Use Docker to run CybeDefend local scans in your TeamCity pipeline, keeping your code in-house while uploading only the needed data for security analysis.

Prerequisites

  • API Key: Create one in your CybeDefend profile.
  • Agent Permissions: Ensure your self-hosted agent can install or run the CybeDefend CLI.
  • TeamCity Access: Sufficient rights to modify your pipeline definition.

Best Practices

  • Scan the main branch only
    By default, all scan results unify under a single “main” or “master” branch in CybeDefend. Limiting scans to your default branch prevents mixing partial results from feature branches.
  • Use Docker
    This container-based approach simplifies environment setup, avoiding any installation overhead.

Example TeamCity Configuration (YAML)

If you’re using a YAML-based approach or the TeamCity DSL, a script build step might look like:

jobs:
  local_security_scan:
    steps:
      - type: script
        name: CybeDefend Local Scan
        docker-image: cybedefend/local-scanner:latest
        script-content: >-
          cybedefend scan ./ --ci 
            --api-key %CYBEDEFEND_API_KEY% 
            --project-id %CYBEDEFEND_PROJECT_ID%

Explanation

  • docker-image: Points to a Docker image (e.g., cybedefend/local-scanner) that already has the CybeDefend CLI installed.
  • script-content: Runs cybedefend scan, zipping your current directory (./) and securely uploading it to CybeDefend.
  • —ci: Outputs minimal logs for a cleaner CI experience.
  • Environment Variables: %CYBEDEFEND_API_KEY% and %CYBEDEFEND_PROJECT_ID% are typically stored in TeamCityProject SettingsParameters, masking sensitive data.

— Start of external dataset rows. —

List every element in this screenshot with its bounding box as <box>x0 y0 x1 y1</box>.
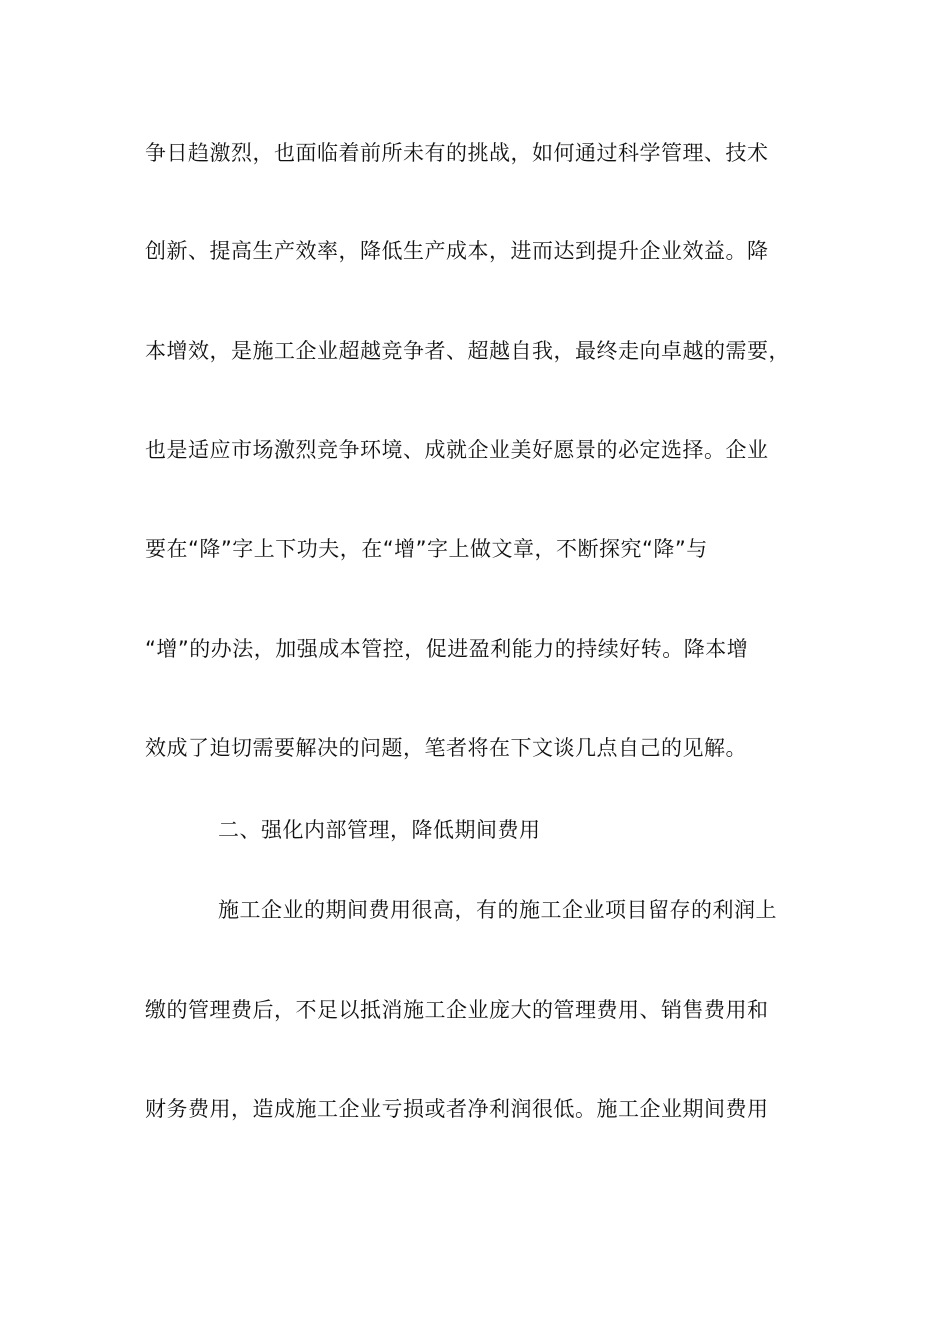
paragraph-line-7: 效成了迫切需要解决的问题，笔者将在下文谈几点自己的见解。 <box>145 736 747 760</box>
paragraph-line-3: 本增效，是施工企业超越竞争者、超越自我，最终走向卓越的需要， <box>145 339 790 363</box>
paragraph-line-6: “增”的办法，加强成本管控，促进盈利能力的持续好转。降本增 <box>145 637 749 661</box>
paragraph-line-4: 也是适应市场激烈竞争环境、成就企业美好愿景的必定选择。企业 <box>145 438 769 462</box>
section-heading: 二、强化内部管理，降低期间费用 <box>218 818 541 842</box>
paragraph2-line-3: 财务费用，造成施工企业亏损或者净利润很低。施工企业期间费用 <box>145 1097 769 1121</box>
paragraph2-line-1: 施工企业的期间费用很高，有的施工企业项目留存的利润上 <box>218 898 777 922</box>
paragraph-line-5: 要在“降”字上下功夫，在“增”字上做文章，不断探究“降”与 <box>145 537 708 561</box>
paragraph2-line-2: 缴的管理费后，不足以抵消施工企业庞大的管理费用、销售费用和 <box>145 998 769 1022</box>
paragraph-line-2: 创新、提高生产效率，降低生产成本，进而达到提升企业效益。降 <box>145 239 769 263</box>
paragraph-line-1: 争日趋激烈，也面临着前所未有的挑战，如何通过科学管理、技术 <box>145 141 769 165</box>
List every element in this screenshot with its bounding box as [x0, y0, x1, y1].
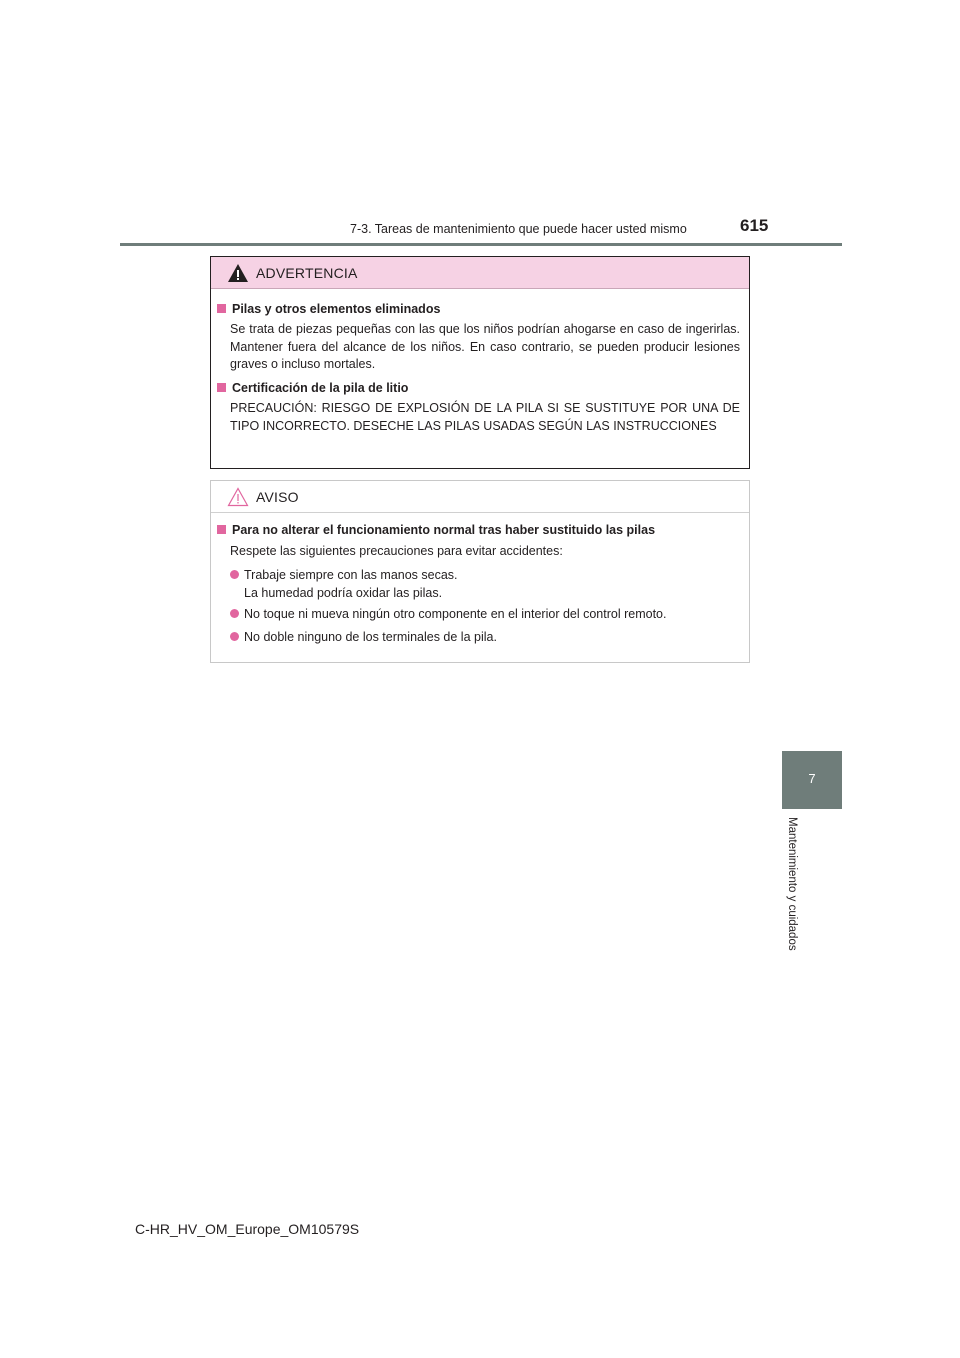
- notice-bullet: [230, 567, 740, 602]
- notice-bullet-text: Trabaje siempre con las manos secas.: [244, 568, 458, 582]
- warning-triangle-icon: [227, 263, 249, 288]
- header-rule: [120, 243, 842, 246]
- page-number: 615: [740, 216, 769, 235]
- chapter-number: 7: [808, 771, 816, 786]
- notice-bullet-text: No doble ninguno de los terminales de la pila.: [244, 630, 497, 644]
- page-header-title: 7-3. Tareas de mantenimiento que puede hacer usted mismo: [350, 222, 687, 236]
- pink-square-bullet: [217, 525, 226, 534]
- notice-intro: Respete las siguientes precauciones para evitar accidentes:: [230, 544, 563, 558]
- notice-bullet-continuation: La humedad podría oxidar las pilas.: [244, 585, 443, 600]
- caution-triangle-outline-icon: [227, 487, 249, 512]
- pink-dot-bullet: [230, 609, 239, 618]
- notice-heading: [217, 523, 655, 537]
- warning-box: [210, 256, 750, 469]
- pink-square-bullet: [217, 383, 226, 392]
- chapter-tab: [782, 751, 842, 809]
- notice-bullet-text: No toque ni mueva ningún otro componente en el interior del control remoto.: [244, 607, 667, 621]
- warning-title: ADVERTENCIA: [256, 265, 358, 281]
- chapter-title: Mantenimiento y cuidados: [786, 817, 798, 951]
- notice-box: [210, 480, 750, 663]
- warning-section-heading-text: Pilas y otros elementos eliminados: [232, 302, 441, 316]
- notice-bullet: [230, 606, 740, 624]
- notice-bullet: [230, 629, 740, 647]
- pink-dot-bullet: [230, 632, 239, 641]
- warning-section-heading: [217, 302, 440, 316]
- notice-box-header: [211, 481, 749, 513]
- pink-dot-bullet: [230, 570, 239, 579]
- pink-square-bullet: [217, 304, 226, 313]
- footer-doc-code: C-HR_HV_OM_Europe_OM10579S: [135, 1221, 360, 1237]
- warning-section-text: PRECAUCIÓN: RIESGO DE EXPLOSIÓN DE LA PILA SI SE SUSTITUYE POR UNA DE TIPO INCORRECTO. DESECHE LAS PILAS USADAS SEGÚN LAS INSTRUCCIONES: [230, 401, 740, 433]
- warning-box-header: [211, 257, 749, 289]
- warning-section-heading-text: Certificación de la pila de litio: [232, 381, 409, 395]
- warning-section-text: Se trata de piezas pequeñas con las que los niños podrían ahogarse en caso de ingerirlas. Mantener fuera del alcance de los niños. En caso contrario, se pueden producir lesiones graves o incluso mortales.: [230, 322, 740, 371]
- notice-heading-text: Para no alterar el funcionamiento normal tras haber sustituido las pilas: [232, 523, 656, 537]
- notice-title: AVISO: [256, 489, 299, 505]
- warning-section-heading: [217, 381, 408, 395]
- chapter-side-label: [782, 809, 842, 974]
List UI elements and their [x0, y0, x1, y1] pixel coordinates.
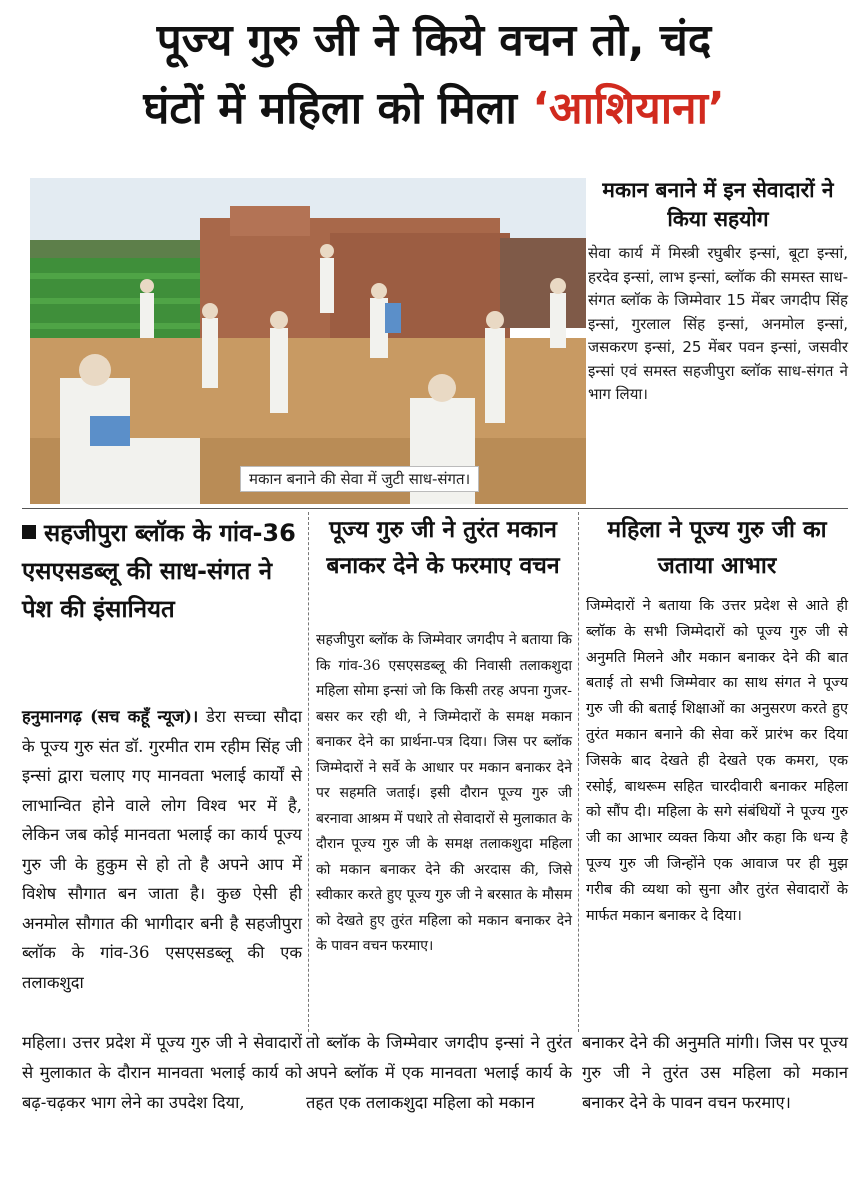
col1-body: डेरा सच्चा सौदा के पूज्य गुरु संत डॉ. गुरमीत राम रहीम सिंह जी इन्सां द्वारा चलाए गए मानवता भलाई कार्यों से लाभान्वित होने वाले लोग विश्व भर में है, लेकिन जब कोई मानवता भलाई का कार्य पूज्य गुरु जी के हुकुम से हो तो है अपने आप में विशेष सौगात बन जाता है। कुछ ऐसी ही अनमोल सौगात की भागीदार बनी है सहजीपुरा ब्लॉक के गांव-36 एसएसडब्लू की एक तलाकशुदा	[22, 707, 302, 992]
bullet-icon	[22, 525, 36, 539]
headline-highlight: ‘आशियाना’	[532, 83, 725, 134]
photo-caption: मकान बनाने की सेवा में जुटी साध-संगत।	[240, 466, 479, 492]
headline-line-2	[10, 82, 858, 136]
col1-heading: सहजीपुरा ब्लॉक के गांव-36 एसएसडब्लू की साध-संगत ने पेश की इंसानियत	[22, 519, 296, 623]
col1-body-block	[22, 702, 302, 997]
col1-dateline: हनुमानगढ़ (सच कहूँ न्यूज)।	[22, 707, 199, 726]
col2-body: सहजीपुरा ब्लॉक के जिम्मेवार जगदीप ने बताया कि कि गांव-36 एसएसडब्लू की निवासी तलाकशुदा महिला सोमा इन्सां जो कि किसी तरह अपना गुजर-बसर कर रही थी, ने जिम्मेदारों के समक्ष मकान बनाकर देने का प्रार्थना-पत्र दिया। जिस पर ब्लॉक जिम्मेदारों ने सर्वे के आधार पर मकान बनाकर देने पर सहमति जताई। इसी दौरान पूज्य गुरु जी बरनावा आश्रम में पधारे तो सेवादारों से मुलाकात के दौरान पूज्य गुरु जी के समक्ष तलाकशुदा महिला को मकान बनाकर देने की अरदास की, जिसे स्वीकार करते हुए पूज्य गुरु जी ने बरसात के मौसम को देखते हुए तुरंत महिला को मकान बनाकर देने के पावन वचन फरमाए।	[316, 632, 572, 954]
col3-bottom: बनाकर देने की अनुमति मांगी। जिस पर पूज्य गुरु जी ने तुरंत उस महिला को मकान बनाकर देने के पावन वचन फरमाए।	[582, 1033, 848, 1112]
sidebox-title: मकान बनाने में इन सेवादारों ने किया सहयोग	[602, 178, 834, 231]
col3-heading: महिला ने पूज्य गुरु जी का जताया आभार	[607, 517, 827, 579]
col1-bottom: महिला। उत्तर प्रदेश में पूज्य गुरु जी ने सेवादारों से मुलाकात के दौरान मानवता भलाई कार्य को बढ़-चढ़कर भाग लेने का उपदेश दिया,	[22, 1033, 302, 1112]
col1-heading-block	[22, 514, 300, 628]
col2-heading: पूज्य गुरु जी ने तुरंत मकान बनाकर देने के फरमाए वचन	[326, 517, 560, 579]
construction-scene-image	[30, 178, 586, 504]
section-divider	[22, 508, 848, 509]
headline	[10, 14, 858, 136]
news-photo	[30, 178, 586, 504]
col2-bottom: तो ब्लॉक के जिम्मेवार जगदीप इन्सां ने तुरंत अपने ब्लॉक में एक मानवता भलाई कार्य के तहत एक तलाकशुदा महिला को मकान	[306, 1033, 572, 1112]
headline-line-2-main: घंटों में महिला को मिला	[143, 83, 517, 134]
column-divider-1	[308, 512, 309, 1032]
headline-line-1: पूज्य गुरु जी ने किये वचन तो, चंद	[156, 15, 712, 66]
col3-body: जिम्मेदारों ने बताया कि उत्तर प्रदेश से आते ही ब्लॉक के सभी जिम्मेदारों को पूज्य गुरु जी से अनुमति मिलने और मकान बनाकर देने की बात बताई तो सभी जिम्मेवार का साथ संगत ने पूज्य गुरु जी की बताई शिक्षाओं का अनुसरण करते हुए तुरंत मकान बनाने की सेवा करें प्रारंभ कर दिया जिसके बाद देखते ही देखते एक कमरा, एक रसोई, बाथरूम सहित चारदीवारी बनाकर महिला को सौंप दी। महिला के सगे संबंधियों ने पूज्य गुरु जी का आभार व्यक्त किया और कहा कि धन्य है पूज्य गुरु जी जिन्होंने एक आवाज पर ही मुझ गरीब की व्यथा को सुना और तुरंत सेवादारों के मार्फत मकान बनाकर दे दिया।	[586, 598, 848, 924]
sidebox-body: सेवा कार्य में मिस्त्री रघुबीर इन्सां, बूटा इन्सां, हरदेव इन्सां, लाभ इन्सां, ब्लॉक की समस्त साध-संगत ब्लॉक के जिम्मेवार 15 मेंबर जगदीप सिंह इन्सां, गुरलाल सिंह इन्सां, अनमोल इन्सां, जसकरण इन्सां, 25 मेंबर पवन इन्सां, जसवीर इन्सां एवं समस्त सहजीपुरा ब्लॉक साध-संगत ने भाग लिया।	[588, 244, 848, 403]
sidebox	[588, 176, 848, 496]
column-divider-2	[578, 512, 579, 1032]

If this is your first time scanning the repo, CybeDefend will automatically create a new project (assuming the Project ID is valid or left empty to be generated). Subsequent scans append results to the same project.

Verifying Results

  1. Console Output
    After the step finishes, TeamCity logs display a summary of any critical or high-severity issues.
  2. Further Exploration
    Add a subsequent step to fetch results in JSON, HTML, or SARIF formats: 
    cybedefend results --project-id %CYBEDEFEND_PROJECT_ID% --output sarif --all
  3. CybeDefend Dashboard
    Visit your CybeDefend account to see the complete vulnerability list, including severity breakdowns and recommended fixes.

For large codebases, scanning can take a few minutes. Make sure your TeamCity job does not have overly strict timeouts.

You can restrict scanning to main by adjusting your TeamCity triggers. This avoids mixing partial or experimental features in your final security reports.